オーディオ用CD-R/RWレコーダ
 著作権法の政令追加に伴い、CD-R/RWの新しい展開として1998年秋から本格的に市場が立ち上がつつあるのがコンシューマ用オーディオの製品群です。PCのアプリケーションと、いったいどこが同じでどういうところが異なっていてどのような特徴を有しているのでしょうか。本節ではこの魅力的なアプリケーションの分野について考えてみたいと思います。

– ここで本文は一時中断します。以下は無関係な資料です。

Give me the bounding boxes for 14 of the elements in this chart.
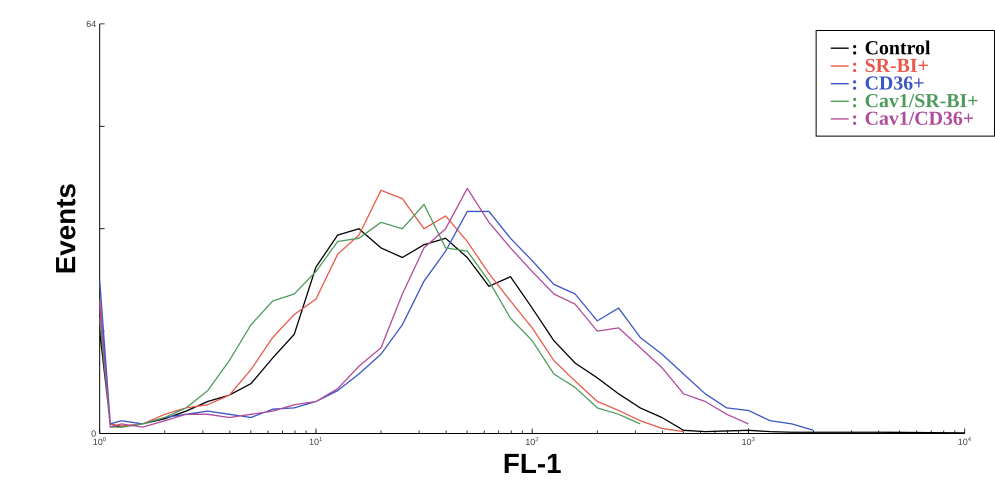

 PC分野のCD-Rは、Orange Book PartIIの策定以来、これまでに十年ほどの実績があります。Orange Book PartIIIのCD-RWも、リリースされてから二年が経過しました。

 ところがオーディオ用CD-R、及びCD-RWに関しては、CDが元来オーディオディスクとして製品化されたものであるにもかかわらず、コンシューマ用オーディオレコーディングシステムとして仕上げられるまでには相当に時間を要すことになってしまいました。 厳密に言うと、日本国内においては以前にも一度、商品化されようとしたことがあったのですが、著作権法の整備が整っていなかったこともあってその時点では先送りとなりました。著作権の法的未整備というのは、1992年に改正された「デジタル方式の私的録音録画に対する補償金制度の導入」に、CD-RとCD-RWが入っていなかったためです。当時、対象とされていた特定録音機と記録媒体はDAT、MD、DCC(Digital Compact Cassette)の三つ(ともに93年から政令として追加)でした。

 法律がなければ、補償金の支払先はありません。そのためコンシューマ向けオーディオ用CD-R/RWの発売をメーカは自粛していたのですが、やがてフィリップス等のオーディオ用CD-Rメーカは日本国内の関係省庁や団体に法的整備を求め、結果、DAT、MD、DCCと同じ制度をオーディオ用CD-R/RWにも適用することが決定。98年11月より施行されたのです。

 レコーダの製品としては、パイオニアがコンシューマ向けのオーディオ用CDレコーダを95年以降、海外で発売しています。当時、CDレコーダを手がけていたのはパイオニア一社でしたが、98年からはフィリップスが欧米を中心に販売を開始し、日本への展開はその後、ということになりました。